Do you know who invented Kevlar?
By Don Valentine and Adan Hernandez
Did you know that one of the most useful fibers in the world was created by a female? This remarkable woman is a Polish American chemist named Stephanie Louise Kwolek. She was working for an American chemical company named DuPont when she discovered this material.
Police Lt. David Spicer took four 45-caliber slugs to the chest and arms at point-blank range and lived to tell about it. Like thousands of other police officers and soldiers shot in the line of duty, he owes his life to Stephanie Kwolek.
A pioneer as a woman in a mostly male field, she made the breakthrough while working on specialty fibers at a DuPont laboratory. DuPont was looking for strong, lightweight material that could replace steel in auto-mobile tires, and improve fuel economy.
“I knew that I had made a discovery,” Ms. Kwolek said in an interview several years ago that was included in the Chemical Heritage Foundation’s “Women in Chemistry” series. “I didn’t shout ‘Eureka,’ but I was very excited, as was the whole laboratory, and management was excited because we were looking for something new, something different, and this was it.”
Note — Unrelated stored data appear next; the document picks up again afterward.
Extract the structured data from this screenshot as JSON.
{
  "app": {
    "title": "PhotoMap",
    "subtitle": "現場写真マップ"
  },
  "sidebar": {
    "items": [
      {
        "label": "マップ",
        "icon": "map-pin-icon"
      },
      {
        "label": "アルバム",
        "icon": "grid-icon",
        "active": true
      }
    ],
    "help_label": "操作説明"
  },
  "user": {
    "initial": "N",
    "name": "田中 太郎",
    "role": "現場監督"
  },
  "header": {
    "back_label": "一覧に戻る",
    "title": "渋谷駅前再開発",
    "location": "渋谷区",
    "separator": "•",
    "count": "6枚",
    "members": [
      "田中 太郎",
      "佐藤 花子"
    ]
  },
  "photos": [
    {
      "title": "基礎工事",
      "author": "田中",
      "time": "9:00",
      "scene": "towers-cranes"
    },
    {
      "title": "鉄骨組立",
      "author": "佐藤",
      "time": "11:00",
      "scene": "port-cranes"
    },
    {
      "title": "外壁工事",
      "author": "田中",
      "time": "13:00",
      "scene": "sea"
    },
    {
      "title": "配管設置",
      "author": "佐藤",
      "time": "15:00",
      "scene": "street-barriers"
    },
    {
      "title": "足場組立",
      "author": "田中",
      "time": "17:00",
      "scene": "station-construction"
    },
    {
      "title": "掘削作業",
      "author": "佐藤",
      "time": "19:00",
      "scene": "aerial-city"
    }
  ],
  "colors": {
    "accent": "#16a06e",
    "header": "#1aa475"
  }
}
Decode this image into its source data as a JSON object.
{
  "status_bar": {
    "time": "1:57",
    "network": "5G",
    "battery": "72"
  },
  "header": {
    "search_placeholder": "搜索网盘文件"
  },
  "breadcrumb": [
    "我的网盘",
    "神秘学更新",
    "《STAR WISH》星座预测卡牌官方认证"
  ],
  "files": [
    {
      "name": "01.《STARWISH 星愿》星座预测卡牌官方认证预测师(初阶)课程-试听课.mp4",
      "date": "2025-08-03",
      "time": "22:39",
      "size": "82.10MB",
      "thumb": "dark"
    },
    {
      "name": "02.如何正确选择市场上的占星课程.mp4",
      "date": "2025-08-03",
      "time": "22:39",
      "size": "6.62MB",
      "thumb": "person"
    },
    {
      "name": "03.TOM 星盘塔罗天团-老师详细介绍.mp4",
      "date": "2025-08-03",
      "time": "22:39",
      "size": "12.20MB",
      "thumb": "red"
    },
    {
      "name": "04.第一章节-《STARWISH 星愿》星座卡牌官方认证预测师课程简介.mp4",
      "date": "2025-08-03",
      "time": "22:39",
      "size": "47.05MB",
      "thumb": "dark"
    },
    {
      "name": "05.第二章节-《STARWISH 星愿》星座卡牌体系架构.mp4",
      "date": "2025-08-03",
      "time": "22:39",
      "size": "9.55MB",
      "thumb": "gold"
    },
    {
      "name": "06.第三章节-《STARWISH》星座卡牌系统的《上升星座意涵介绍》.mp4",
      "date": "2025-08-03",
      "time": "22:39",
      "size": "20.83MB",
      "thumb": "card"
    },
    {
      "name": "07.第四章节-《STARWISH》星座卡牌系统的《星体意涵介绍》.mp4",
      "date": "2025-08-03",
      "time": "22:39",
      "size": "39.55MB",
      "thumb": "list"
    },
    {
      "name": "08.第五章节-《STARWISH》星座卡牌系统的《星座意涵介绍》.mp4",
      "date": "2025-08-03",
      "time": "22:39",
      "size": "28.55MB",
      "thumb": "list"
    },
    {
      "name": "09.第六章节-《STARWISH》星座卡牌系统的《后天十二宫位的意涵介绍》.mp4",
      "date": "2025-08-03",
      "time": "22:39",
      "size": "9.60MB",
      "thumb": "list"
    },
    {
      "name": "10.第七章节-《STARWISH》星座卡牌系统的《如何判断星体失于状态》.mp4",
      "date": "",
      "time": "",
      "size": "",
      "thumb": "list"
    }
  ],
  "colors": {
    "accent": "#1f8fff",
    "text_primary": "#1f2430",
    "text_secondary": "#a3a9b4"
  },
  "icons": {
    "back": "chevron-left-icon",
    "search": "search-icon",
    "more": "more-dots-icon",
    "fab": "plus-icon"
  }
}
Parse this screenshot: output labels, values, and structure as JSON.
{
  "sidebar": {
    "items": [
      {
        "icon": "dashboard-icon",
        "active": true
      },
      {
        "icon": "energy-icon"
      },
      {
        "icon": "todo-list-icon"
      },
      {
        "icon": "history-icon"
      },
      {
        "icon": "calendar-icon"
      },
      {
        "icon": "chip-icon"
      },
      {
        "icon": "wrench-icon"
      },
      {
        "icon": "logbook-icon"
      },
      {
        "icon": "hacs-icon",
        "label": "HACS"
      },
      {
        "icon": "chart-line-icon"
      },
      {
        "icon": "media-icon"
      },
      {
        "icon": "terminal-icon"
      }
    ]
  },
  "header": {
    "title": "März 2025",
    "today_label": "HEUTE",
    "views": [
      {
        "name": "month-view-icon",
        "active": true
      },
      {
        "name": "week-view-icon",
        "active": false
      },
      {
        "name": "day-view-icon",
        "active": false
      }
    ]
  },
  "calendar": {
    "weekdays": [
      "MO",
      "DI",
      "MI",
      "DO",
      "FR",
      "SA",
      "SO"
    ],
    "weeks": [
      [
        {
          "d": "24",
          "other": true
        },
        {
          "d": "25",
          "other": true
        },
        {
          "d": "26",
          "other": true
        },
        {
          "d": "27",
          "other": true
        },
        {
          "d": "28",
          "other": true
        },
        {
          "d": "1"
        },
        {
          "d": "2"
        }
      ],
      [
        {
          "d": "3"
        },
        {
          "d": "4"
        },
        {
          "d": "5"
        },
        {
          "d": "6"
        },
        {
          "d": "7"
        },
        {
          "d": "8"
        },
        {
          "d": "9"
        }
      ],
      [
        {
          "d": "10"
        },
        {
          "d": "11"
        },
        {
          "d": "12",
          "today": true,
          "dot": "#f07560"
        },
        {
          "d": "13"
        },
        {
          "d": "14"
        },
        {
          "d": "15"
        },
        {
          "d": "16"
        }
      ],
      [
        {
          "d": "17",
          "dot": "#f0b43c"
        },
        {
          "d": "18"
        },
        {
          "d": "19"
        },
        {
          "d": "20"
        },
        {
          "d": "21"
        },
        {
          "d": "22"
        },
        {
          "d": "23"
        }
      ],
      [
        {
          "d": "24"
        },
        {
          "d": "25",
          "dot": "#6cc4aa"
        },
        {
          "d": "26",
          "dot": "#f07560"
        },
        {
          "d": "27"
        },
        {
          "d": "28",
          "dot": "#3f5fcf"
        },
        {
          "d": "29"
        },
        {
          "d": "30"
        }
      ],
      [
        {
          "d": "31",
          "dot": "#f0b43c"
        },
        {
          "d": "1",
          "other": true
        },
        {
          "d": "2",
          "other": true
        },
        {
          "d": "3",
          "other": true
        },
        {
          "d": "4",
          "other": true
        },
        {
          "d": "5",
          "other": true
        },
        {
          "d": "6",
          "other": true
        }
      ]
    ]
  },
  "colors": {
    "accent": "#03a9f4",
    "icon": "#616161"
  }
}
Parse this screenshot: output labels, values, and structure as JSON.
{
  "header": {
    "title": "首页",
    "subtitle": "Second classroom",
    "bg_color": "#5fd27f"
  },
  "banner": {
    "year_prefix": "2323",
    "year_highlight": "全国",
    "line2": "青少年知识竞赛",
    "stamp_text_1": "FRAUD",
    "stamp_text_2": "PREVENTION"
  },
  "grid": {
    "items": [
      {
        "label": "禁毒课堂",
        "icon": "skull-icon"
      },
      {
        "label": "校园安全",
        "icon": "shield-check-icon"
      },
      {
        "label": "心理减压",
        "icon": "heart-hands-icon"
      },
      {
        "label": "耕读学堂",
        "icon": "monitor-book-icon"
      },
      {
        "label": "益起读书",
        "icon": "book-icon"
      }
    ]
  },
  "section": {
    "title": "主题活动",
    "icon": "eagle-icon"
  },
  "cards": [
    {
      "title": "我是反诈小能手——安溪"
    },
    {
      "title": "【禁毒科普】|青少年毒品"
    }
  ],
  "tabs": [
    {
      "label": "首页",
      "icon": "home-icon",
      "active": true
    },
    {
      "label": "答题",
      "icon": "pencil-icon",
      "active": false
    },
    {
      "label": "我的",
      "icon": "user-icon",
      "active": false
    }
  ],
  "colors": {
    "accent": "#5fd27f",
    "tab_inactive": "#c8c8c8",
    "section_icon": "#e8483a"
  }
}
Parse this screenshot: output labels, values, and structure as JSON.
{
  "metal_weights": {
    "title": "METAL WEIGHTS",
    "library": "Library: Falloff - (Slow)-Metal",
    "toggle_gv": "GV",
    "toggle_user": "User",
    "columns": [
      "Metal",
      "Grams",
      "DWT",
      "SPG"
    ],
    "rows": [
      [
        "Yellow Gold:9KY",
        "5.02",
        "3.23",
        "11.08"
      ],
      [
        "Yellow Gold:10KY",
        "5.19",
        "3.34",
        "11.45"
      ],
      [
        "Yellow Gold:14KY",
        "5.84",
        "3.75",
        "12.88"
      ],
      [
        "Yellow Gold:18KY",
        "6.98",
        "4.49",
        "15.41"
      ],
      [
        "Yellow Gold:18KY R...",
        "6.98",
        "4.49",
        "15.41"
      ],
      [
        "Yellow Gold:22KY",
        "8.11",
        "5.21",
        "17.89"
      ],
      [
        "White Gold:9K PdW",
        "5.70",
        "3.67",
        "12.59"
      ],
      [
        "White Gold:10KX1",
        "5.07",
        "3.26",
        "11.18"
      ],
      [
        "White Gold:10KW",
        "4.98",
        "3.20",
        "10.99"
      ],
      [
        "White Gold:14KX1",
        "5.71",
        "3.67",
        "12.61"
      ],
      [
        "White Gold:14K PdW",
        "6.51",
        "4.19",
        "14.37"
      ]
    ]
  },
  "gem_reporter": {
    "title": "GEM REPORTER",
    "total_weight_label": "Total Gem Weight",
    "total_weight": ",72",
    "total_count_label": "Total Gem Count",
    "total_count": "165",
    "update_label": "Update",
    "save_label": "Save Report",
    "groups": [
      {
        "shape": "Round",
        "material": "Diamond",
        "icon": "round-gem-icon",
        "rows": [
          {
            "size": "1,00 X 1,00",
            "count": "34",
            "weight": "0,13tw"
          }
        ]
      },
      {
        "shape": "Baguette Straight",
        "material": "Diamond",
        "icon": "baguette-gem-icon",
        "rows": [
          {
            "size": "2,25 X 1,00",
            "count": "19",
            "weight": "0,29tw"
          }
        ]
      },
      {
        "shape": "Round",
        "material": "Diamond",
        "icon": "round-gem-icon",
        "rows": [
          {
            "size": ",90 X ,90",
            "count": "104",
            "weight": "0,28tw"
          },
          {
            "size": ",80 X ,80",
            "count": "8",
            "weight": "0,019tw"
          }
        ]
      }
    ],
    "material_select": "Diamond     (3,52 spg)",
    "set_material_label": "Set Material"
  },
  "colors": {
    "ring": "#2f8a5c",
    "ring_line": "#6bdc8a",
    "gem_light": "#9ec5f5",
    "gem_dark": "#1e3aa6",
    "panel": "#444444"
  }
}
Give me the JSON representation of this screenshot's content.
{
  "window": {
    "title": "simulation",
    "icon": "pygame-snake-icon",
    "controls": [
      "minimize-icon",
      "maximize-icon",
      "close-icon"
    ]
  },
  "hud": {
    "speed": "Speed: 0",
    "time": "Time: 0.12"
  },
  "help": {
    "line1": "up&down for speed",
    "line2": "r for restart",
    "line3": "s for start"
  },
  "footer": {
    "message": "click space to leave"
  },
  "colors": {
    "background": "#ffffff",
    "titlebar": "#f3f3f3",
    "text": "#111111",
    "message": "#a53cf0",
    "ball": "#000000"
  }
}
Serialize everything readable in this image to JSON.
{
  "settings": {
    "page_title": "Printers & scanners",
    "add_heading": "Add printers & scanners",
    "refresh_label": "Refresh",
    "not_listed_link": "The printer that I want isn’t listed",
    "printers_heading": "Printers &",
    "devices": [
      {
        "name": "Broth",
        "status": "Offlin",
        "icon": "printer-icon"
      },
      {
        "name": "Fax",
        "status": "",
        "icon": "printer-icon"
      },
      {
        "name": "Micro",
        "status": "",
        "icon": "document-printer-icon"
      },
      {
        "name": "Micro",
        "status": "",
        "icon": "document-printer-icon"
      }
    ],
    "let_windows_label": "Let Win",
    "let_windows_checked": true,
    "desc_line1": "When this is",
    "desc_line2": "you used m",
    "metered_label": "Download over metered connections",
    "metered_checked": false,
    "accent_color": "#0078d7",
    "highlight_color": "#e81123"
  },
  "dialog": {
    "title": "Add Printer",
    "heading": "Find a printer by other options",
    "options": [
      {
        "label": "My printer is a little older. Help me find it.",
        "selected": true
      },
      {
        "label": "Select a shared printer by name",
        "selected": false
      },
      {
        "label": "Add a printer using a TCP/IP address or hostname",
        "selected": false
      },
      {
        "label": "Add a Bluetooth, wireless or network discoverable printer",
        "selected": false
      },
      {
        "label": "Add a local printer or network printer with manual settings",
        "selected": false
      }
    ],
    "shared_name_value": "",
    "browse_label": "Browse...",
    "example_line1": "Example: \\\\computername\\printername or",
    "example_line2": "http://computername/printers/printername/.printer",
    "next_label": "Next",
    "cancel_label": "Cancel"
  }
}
In a statement, DuPont CEO and Chairwoman Ellen Kullman described Kwolek, who retired in 1986, as “a creative and determined chemist and a true pioneer for women in science.” Ms. Kwolek is the only female employee of DuPont to be awarded the company’s “La-voisier Medal” for outstanding technical achievement. She was recognized as a “persistent experimentalist and role model.”” She leaves a wonderful legacy of thousands of lives saved and countless injuries prevented by products made possible by her discovery,” Ms. Kullman said.
Kevlar is used in our every-day life and we don’t even know it. It is used in bike tires, bow-strings, and tennis rackets. It has saved lives, brought joy, produced happiness, and all of that is possible because of Stephanie Kwolek.